The following lists the possible attack methods. For details, refer to Baidu. Do not trust cookies. do not include unencrypted sensitive information in cookies. Check the cookies before they are used, reasonable Use of secure and HttpOnly. Due to the existence of third-party cookies, sensitive operations need to be verified. Do not trust that the person being operated is the user currently logged on.

 

XSS, reflected XSS, session hijacking, CSRF attacks

 

Third-party cookie code instance (asp.net)

 

Www.ccc.com is an advertising service provider. www.aaa.com and www.bbb.com access its ads.

 

1. Modify host

   127.0.0.1 www.aaa.com www.bbb.com www.ccc.com

    

2. Www.ccc.com ads. aspx code

   Private static IDictionary <string, IList <string> histories = new Dictionary <string, IList <string> ();
   Protected void Page_Load (object sender, EventArgs e) {Response. ContentType = "text/javascript"; // if (! String. isNullOrWhiteSpace (Request. headers. get ("DNT") & int. parse (Request. headers. get ("DNT") = 1) {Response. write (@ "document. write ('the user has enabled the Do Not Track option in the browser. I pay more attention to it. I will Not follow this agreement and will only show you the advertisement of the Public version ');"); return;} var uuid = Request. cookies ["uuid"]; // third-party Cookies if (uuid = null) {uuid = new HttpCookie ("uuid") {Value = Guid. newGuid (). toString (), Domain = "www.ccc.com", Expires = DateTime. now. addYears (7 0),}; Response. cookies. add (uuid); // use the P3P protocol to increase the probability of cookie seeding. headers. add ("P3P", "CP = \" CURa ADMa DEVa PSAo PSDo our bus uni pur int dem sta pre com nav otc noi dsp cor \"");} // obtain the URL var referer = Request. headers. get ("Referer"); // record user access history if (! Histories. containsKey (uuid. value) {histories [uuid. value] = new List <string> ();} histories [uuid. value]. add (DateTime. now + ":" + referer); Response. write (@ "document. write ('<br> blabla: here we recommend the most appropriate advertisement' + 'based on your Web site.

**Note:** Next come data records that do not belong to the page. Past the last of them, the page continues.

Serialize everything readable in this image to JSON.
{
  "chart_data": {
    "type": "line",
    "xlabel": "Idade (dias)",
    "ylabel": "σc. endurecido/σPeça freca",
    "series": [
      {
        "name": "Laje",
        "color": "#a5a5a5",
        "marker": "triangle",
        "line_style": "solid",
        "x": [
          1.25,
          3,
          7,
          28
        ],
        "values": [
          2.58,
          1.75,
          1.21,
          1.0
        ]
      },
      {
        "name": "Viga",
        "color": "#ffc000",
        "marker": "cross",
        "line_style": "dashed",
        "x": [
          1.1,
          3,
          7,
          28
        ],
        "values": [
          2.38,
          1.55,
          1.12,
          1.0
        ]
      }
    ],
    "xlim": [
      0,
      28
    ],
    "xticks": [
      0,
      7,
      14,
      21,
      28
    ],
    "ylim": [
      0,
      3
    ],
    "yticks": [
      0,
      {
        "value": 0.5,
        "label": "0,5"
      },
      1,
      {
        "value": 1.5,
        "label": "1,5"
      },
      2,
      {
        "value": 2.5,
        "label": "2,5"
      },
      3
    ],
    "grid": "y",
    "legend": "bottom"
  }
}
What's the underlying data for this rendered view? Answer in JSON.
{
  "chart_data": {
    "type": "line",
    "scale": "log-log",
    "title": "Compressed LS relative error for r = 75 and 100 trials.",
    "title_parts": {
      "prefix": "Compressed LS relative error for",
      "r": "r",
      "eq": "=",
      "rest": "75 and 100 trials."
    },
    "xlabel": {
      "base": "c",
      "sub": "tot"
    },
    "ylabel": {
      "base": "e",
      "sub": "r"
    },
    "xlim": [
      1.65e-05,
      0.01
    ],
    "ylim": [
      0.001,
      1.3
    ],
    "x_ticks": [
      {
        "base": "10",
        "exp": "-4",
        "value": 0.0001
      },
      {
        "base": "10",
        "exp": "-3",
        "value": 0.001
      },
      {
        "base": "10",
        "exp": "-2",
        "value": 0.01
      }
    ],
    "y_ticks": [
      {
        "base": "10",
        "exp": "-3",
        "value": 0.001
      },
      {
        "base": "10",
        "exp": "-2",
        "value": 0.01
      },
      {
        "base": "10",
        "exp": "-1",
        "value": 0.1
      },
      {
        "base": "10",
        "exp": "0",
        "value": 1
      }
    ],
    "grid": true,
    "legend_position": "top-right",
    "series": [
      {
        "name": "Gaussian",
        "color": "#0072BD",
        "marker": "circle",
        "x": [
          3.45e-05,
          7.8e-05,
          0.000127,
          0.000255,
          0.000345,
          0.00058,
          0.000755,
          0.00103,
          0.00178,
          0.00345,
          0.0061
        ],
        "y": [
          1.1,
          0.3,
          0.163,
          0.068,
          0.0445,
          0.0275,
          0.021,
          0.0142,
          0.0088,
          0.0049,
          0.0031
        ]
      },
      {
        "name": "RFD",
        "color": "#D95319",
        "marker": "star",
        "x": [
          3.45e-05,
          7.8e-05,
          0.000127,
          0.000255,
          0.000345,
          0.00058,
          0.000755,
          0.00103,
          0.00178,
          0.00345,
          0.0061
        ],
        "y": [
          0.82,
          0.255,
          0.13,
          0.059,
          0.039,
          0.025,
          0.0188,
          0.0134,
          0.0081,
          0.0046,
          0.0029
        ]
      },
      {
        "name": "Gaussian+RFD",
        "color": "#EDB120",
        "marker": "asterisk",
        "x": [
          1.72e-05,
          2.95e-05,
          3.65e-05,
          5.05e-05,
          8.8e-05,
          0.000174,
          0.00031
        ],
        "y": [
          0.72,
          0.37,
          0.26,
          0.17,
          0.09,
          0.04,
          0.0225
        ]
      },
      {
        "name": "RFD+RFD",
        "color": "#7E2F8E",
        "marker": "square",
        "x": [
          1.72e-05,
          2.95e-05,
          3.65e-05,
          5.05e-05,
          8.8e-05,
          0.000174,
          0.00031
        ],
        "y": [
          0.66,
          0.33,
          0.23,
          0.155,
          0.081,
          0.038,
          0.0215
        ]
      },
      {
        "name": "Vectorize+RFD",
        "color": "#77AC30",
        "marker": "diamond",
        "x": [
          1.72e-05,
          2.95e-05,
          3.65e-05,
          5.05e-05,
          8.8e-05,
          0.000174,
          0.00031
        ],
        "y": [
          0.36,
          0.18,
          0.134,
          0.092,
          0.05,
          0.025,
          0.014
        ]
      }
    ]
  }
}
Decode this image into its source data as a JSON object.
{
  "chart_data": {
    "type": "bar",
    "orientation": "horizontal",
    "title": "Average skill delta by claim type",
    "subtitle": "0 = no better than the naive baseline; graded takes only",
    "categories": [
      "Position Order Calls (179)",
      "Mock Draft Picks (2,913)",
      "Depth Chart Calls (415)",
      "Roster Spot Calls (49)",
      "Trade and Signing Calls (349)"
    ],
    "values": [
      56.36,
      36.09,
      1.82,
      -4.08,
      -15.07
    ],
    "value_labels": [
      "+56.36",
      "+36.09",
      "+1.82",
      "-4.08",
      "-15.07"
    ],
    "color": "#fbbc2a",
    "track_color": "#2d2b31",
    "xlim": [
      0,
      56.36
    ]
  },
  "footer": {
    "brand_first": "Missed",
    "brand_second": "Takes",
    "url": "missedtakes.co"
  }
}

Don't ask me how to know which web site has any content, don't ask me how I know which advertisements are most suitable for you. I will tell you why I have a higher algorithm <br> '); "); Response. write (@ "document. write ('Below is your browsing record (sorry, I see something shy): <br> '); "); foreach (string history in histories [uuid. value]) {Response. write ("document. write ('"+ history +" <br> ');");}}

    

3. Code on the www.aaa.com and www.bbb.com pages

   <script type="text/javascript" src="http://www.ccc.com:1234/ads.aspx"></script>

    

4. Go to the www.aaa.com and www.bbb.com pages
   
   

 

Heterogeneous falsh cookies

 

This product is so abnormal that it is not covered in this article. If you are interested, you can Baidu

In a word, cookies can do what they do, and cookies cannot do what they do. Of course, cookies do not have any problems.